4. D'une part, il n'est pas contesté par le préfet du Val-d'Oise que M. A a déposé une demande de titre de séjour et que cette demande est complète. Cette demande ne se heurte donc à aucune contestation sérieuse.
5. D'autre part, eu égard aux conséquences de la détention d'une autorisation provisoire de séjour sur la situation de M. A, notamment sur son droit à séjourner en France et le risque qu'il ne puisse justifier de son séjour à l'occasion d'un contrôle de sa situation administrative, sa demande présente un caractère d'urgence et d'utilité.
6. Enfin, il ne résulte pas de l'instruction que la demande présentée par M. A ferait obstacle à l'exécution d'une décision administrative.

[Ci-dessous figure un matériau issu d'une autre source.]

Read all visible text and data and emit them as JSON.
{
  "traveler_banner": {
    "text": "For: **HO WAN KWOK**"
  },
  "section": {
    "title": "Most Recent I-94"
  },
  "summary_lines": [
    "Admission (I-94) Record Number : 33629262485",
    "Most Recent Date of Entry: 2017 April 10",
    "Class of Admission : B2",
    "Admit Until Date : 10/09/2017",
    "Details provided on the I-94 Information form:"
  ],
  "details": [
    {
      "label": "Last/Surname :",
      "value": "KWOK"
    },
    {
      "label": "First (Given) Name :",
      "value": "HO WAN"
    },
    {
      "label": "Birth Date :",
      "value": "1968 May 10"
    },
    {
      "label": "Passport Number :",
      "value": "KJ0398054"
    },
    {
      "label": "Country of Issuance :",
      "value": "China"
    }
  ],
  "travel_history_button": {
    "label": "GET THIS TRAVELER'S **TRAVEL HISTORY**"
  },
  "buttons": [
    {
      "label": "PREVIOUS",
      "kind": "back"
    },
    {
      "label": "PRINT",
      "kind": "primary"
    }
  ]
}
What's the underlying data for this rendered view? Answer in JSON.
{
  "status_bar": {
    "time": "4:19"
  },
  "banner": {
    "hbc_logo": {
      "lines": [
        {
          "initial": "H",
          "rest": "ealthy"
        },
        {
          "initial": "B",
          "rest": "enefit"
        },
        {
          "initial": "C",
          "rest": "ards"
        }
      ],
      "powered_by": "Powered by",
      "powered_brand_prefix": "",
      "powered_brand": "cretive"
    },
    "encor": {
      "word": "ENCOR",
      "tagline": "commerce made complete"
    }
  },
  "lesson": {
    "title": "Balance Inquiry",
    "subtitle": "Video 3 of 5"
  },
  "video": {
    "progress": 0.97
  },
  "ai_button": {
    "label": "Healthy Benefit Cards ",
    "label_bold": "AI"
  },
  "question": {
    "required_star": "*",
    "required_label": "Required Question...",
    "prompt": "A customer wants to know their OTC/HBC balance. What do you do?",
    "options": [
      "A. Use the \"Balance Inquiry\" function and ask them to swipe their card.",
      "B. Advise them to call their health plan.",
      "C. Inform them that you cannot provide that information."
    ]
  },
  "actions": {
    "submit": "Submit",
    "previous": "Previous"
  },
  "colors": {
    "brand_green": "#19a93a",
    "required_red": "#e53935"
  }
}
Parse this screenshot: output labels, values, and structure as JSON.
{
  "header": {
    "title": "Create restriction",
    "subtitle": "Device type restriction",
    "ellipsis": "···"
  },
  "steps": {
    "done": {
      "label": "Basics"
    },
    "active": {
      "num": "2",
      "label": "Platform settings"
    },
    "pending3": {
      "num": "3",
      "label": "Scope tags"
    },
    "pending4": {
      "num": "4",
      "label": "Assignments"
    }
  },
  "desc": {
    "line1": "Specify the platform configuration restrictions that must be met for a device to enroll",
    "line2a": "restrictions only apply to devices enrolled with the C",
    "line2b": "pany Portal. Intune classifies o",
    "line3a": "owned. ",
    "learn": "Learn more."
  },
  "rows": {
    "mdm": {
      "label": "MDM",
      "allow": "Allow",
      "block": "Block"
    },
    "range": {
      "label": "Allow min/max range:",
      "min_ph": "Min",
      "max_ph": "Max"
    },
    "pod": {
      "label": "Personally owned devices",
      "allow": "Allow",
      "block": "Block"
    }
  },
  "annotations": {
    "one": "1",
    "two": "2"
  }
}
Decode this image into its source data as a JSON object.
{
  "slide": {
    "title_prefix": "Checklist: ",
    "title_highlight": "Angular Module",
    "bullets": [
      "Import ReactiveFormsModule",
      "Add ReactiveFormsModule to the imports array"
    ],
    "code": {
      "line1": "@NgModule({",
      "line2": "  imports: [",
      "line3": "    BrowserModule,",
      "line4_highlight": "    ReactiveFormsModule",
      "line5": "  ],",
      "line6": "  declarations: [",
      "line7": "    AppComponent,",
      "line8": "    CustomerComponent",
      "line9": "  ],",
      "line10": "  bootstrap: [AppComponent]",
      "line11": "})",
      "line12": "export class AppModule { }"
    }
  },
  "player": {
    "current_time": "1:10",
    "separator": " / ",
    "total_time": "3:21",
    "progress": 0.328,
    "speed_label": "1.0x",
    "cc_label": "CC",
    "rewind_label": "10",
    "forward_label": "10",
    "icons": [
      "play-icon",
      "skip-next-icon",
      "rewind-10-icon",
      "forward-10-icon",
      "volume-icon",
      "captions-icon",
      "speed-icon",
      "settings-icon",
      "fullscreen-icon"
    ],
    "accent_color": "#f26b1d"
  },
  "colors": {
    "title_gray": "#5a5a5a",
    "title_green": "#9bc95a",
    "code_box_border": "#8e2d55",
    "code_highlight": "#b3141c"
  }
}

7. Il y a donc lieu d'enjoindre au préfet du Val-d'Oise de délivrer un récépissé de demande de titre de séjour à M. A, dans un délai de quinze jours à compter de la notification de la présente ordonnance. Il n'y a pas lieu d'assortir cette injonction d'une astreinte. En revanche, il n'appartient pas au juge des référés statuant sur le fondement de l'article L.521-3 du code de justice administrative d'enjoindre au préfet de délivrer un titre de séjour à M. A.
Sur les frais du litige :
8. Il n'y a pas lieu, dans les circonstances de l'espèce, de mettre à la charge de l'Etat, en application des dispositions de l'article L. 761-1 du code de justice administrative, d'une somme au titre des frais exposés par le requérant et non compris dans les dépens.
O R D O N N E :
Article 1er : Il est enjoint au préfet du Val-d'Oise de délivrer un récépissé de demande de titre de séjour à M. A, dans un délai de quinze jours à compter de la notification de la présente ordonnance.
Article 2 : Le surplus des conclusions de la requête est rejeté.
Article 3 : La présente ordonnance sera notifiée à M. C A et au ministre de l'intérieur et des outre-mer.
Copie en sera adressée au préfet du Val-d'Oise.
Fait à Cergy, le 12 juillet 2022.
Le juge des référés,
Signé
F. B
La République mande et ordonne au ministre de l'intérieur et des outre-mer, en ce qui le concerne, ou a` tous commissaires de justice a` ce requis en ce qui concerne les voies de droit commun, contre les parties privées, de pourvoir a` l'exécution de la présente décision.